Ah, the postscript! It suggested a thing which Hayward had not thought of before. He began to read the society notes in the metropolitan dailies, with special reference to Newport and Bar Harbor gossip, and with more especial reference to Miss Helen Phillips' doings thereat. He bought one or another of the papers at the village every day, and studied them religiously. In the very first was the interesting item that Mr. Harry Lodge was spending a time at Newport. So was Helen, as Hayward knew, though that paper did not say so. But the next day's issue did: and he began to exercise his brain with a continuous problem of its own devising. The problem was to figure out in his imagination the details of Helen's daily life.

Some days the papers said nothing of her, and then there would be so much that her husband resented the intrusion upon the right of privacy which the correspondents so ruthlessly invaded,—but he welcomed the news of her. The President's daughter was a public personage, and the great newspapers did not hesitate to treat her as such. Her comings and goings, her graces and beauty, her dresses and dances, her thoughts and her tastes, her wit and her charm were never-ending sources of supply for the bright young men who were paid by the column for their "stuff." Hayward read every word of it—though a Harvard man ought to have had more sense: and Mr. Lodge began to figure more and more largely in "the conditions of the problem."

Hayward made no allowance for reportorial zeal or mendacity, the first always much, and the last, while unusual, always possible.

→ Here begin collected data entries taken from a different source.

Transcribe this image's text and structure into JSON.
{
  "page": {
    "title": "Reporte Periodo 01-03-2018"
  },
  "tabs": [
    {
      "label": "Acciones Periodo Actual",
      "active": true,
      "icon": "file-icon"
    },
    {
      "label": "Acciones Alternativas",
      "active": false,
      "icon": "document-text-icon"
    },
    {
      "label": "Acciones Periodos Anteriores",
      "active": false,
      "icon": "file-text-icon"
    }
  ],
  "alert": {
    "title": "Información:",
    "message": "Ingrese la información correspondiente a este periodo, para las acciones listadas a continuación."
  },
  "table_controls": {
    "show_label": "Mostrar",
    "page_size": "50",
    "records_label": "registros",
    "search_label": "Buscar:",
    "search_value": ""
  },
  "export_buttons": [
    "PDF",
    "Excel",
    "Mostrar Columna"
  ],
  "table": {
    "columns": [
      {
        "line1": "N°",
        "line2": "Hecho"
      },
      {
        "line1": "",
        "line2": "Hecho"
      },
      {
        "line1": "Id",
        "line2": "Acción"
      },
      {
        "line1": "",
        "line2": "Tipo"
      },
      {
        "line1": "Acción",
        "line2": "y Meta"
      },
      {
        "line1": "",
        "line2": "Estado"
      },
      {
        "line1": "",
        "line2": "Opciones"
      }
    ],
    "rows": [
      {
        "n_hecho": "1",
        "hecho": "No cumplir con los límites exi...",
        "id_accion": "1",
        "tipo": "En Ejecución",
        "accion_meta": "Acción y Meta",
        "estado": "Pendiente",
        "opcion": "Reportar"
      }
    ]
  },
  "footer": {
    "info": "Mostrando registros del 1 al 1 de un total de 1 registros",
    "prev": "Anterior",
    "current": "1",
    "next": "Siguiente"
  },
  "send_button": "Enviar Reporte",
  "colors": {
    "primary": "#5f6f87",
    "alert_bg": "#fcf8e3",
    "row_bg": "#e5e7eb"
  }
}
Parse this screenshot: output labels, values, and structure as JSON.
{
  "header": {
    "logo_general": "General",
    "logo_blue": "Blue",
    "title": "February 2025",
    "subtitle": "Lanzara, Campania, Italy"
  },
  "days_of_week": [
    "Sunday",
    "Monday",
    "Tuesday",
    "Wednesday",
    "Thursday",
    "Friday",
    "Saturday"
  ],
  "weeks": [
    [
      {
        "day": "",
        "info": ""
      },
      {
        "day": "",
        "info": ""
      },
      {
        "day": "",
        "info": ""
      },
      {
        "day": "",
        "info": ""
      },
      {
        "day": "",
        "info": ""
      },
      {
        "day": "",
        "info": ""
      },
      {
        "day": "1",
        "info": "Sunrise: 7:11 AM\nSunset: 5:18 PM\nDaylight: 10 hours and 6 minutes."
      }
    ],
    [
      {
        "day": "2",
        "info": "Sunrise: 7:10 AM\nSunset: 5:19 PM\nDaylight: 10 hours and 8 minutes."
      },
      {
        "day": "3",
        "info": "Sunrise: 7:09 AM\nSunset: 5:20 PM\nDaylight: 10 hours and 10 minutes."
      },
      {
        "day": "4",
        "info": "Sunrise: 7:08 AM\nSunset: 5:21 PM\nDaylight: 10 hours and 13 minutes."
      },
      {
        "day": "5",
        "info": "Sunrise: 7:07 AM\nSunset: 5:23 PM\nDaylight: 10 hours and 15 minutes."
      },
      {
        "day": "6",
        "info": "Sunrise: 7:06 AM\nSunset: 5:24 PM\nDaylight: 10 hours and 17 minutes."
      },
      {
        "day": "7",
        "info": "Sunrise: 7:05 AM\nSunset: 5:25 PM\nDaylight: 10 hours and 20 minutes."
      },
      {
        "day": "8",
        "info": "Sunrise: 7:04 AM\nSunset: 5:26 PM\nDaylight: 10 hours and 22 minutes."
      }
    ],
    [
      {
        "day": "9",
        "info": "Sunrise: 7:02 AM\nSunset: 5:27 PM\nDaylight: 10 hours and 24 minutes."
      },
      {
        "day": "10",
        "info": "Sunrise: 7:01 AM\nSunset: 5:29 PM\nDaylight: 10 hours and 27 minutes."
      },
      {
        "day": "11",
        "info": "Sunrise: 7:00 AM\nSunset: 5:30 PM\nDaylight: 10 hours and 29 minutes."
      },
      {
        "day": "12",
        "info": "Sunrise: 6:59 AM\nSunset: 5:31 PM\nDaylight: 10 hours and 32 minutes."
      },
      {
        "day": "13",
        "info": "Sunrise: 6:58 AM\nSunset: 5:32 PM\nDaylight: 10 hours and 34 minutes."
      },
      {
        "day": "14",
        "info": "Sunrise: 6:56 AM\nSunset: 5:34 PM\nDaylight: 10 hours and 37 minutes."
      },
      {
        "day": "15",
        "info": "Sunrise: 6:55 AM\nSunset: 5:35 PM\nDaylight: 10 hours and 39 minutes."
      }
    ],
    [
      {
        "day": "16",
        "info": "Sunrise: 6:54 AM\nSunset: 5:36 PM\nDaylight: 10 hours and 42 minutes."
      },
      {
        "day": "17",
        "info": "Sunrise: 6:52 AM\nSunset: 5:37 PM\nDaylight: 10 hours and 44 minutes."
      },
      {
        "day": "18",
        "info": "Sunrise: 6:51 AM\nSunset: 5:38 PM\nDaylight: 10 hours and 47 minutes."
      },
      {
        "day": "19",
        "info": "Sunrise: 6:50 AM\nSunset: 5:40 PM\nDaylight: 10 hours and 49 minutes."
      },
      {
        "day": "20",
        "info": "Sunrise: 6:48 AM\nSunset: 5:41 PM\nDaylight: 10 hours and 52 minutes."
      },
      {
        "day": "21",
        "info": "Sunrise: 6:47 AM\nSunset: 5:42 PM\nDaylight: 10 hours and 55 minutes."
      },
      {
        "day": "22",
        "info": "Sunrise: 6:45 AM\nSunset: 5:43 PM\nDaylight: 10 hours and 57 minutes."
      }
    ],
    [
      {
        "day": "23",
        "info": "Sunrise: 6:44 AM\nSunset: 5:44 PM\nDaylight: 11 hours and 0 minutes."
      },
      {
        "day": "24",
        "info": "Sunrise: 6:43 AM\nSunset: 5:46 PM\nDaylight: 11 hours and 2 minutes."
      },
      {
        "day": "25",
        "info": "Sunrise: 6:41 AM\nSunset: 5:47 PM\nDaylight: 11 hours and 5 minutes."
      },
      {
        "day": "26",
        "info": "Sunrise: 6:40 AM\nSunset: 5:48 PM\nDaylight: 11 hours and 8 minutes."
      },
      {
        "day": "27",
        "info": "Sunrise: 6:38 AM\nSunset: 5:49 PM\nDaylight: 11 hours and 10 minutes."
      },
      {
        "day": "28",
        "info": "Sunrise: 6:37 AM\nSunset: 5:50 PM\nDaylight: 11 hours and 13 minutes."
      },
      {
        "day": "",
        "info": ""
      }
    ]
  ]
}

The young gentlemen furnished him enough to think about, and his imagination began to add enough, and more than enough, to worry about. When imagination sets out to go wrong it invariably goes badly wrong, for the reason that it plays a game without a limit.

However, the footman's imaginings were not entirely without provocation. As the days passed, Helen's letters became mere scraps, generally tender, sometimes quite tender, but hurried, snatchy, with long silences between. To supply the lack of authentic information of her, her husband studied more assiduously the newspaper columns: and the poisoned tooth of jealousy struck deeper into his heart. At last, between Helen's indifference and the nagging news-notes, he could not endure it longer. He wrote her a protest hot with the fever of heart-burning and of outraged love. He re-read that letter a dozen times in indecision—and trembled as he dropped it in the box.... Nervously he waited for an answer,—and yet he waited.... The silence grew ominous.... His fears grew also. But why, thought he, should he fear? She was his wife, and he had the right to protest.... His anger rose at her contemptuous disregard of him: his anger—and his fear. He knew she was bound to him past undoing. Nevertheless, his fears did abide and thicken, while the summer and the silence drew along slowly hand in hand.

* * * * *

September had come, bringing yet no letter from his wife to fetch the confusion of Hayward's fear, his resentment, his love and his jealousy to something of peaceful order. His spirit was already beset with wild imaginings and desire, when one day he opened a Journal to read:

ROMANCE IN HIGH PLACES

The President's Daughter, Besought
By Eligibles of Many Lands, Will
Wed An American Citizen
Superb American Beauty Follows Her Heart
Engagement of Miss Helen Phillips and Mr. Harry
Lodge

Hayward sat down on the first thing that offered itself. He felt just a little uncertain about standing up. He read the staring headlines over again, and, hot and cold by turns, plunged into the details of this High Romance.

Unbelievable? Beyond doubt. Unthinkable even—to him who knew. But the fabrication artist hammered his brain and heart with such a mass of detail, with such a crushing tone of assuredness and authority, that the footman's thoughts and beliefs were pounded into stupefaction and he knew neither what to think nor what to believe. His brain jumped to recall the details of their marriage, in fearful search of a possible defect or omission which might vitiate it. It had been very hurriedly done, all superfluities were omitted, but the officer had assured him that they were hard and fast man and wife.